Fields had filmed Poppy a decade earlier as a Paramount silent called Sally of the Sawdust, with D. W. Griffith (of all people!) as his director, Griffith’s wife Carol Dempster as the female lead (she’s considerably better than the film historians would have us believe) and Alfred Lunt (again, of all people!) as the local boy she falls for — and Lunt in the role was so wretchedly miscast he’s just as gawky and awkward as Cromwell.
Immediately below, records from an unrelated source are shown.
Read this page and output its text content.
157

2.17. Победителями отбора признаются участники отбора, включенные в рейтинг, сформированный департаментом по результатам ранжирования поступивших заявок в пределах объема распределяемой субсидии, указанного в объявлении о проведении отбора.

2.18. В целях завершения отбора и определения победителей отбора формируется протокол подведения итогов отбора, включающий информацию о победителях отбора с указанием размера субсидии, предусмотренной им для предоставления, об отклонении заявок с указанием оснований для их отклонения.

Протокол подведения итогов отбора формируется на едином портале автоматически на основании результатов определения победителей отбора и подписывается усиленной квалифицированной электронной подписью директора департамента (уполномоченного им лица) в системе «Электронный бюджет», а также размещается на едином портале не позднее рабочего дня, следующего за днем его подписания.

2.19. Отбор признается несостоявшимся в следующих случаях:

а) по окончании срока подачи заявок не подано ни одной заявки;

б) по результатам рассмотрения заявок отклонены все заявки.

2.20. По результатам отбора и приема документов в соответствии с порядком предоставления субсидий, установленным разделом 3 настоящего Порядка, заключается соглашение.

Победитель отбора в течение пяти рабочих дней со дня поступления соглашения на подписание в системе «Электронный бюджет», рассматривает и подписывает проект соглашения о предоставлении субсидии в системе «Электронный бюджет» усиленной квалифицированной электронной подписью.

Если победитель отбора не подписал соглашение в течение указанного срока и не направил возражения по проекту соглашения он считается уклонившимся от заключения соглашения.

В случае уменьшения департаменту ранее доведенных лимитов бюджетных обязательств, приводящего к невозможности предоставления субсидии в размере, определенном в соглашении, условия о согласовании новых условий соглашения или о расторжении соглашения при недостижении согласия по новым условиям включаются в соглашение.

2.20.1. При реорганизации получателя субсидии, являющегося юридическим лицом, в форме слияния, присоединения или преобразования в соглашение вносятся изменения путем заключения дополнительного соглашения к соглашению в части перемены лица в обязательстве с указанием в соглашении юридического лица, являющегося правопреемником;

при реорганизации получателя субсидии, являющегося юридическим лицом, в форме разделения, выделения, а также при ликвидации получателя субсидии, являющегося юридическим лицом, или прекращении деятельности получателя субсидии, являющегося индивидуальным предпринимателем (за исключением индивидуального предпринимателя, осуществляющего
The silent version was actually longer and contained an elaborate chase scene at the end, though Poppy has one marvelous moment in which Fields (actually Sinclair — the doubling is especially obvious, and though we hear Fields’ voice the camera is so far away it’s clear either post-dubbed the lines or pre-recorded them “wild”) leaps onto a high-wheel bicycle in an attempt to escape after having been exposed. I suspect Dorothy Donnelly’s original script for the stage version was longer than either movie and explained the plot points better, and I also wish they had kept at least some of the original songs; instead all we get in the way of music is an opening choral number by Frederick Hollander (Marlene Dietrich’s favorite songwriter) and Sam Coslow extolling Poppy’s charms, and her big feature at the carnival, “A Rendezvous with a Dream,” credited to Ralph Rainger and Leo Robin but strongly reminiscent of the barbershop-quartet classic “On Moonlight Bay.” Fields is marvelous (even with all the doubling, which is pretty obvious every time the character has to take a pratfall); Rochelle Hudson is winsome (though I suspect her voice was doubled and Mary Brian, the juvenile heroine from Fields’ immediately previous film The Man on the Flying Trapeze, probably would have played it better), and the film filled with juicy supporting roles played by fine character actors like Overman and Jerry Bergen (as a gardener whom Fields repeatedly cheats out of money using the same stratagems Bud Abbott later pulled on Lou Costello in film after film after film). Fields made funnier films in his career both before and after this one, but Poppy is a lovely nostalgic pastoral that’s warm, amusing and a welcome entry in the Fields canon — even though one suspects Donnelly’s original musical had a potentially better film in it than either of the ones that got made.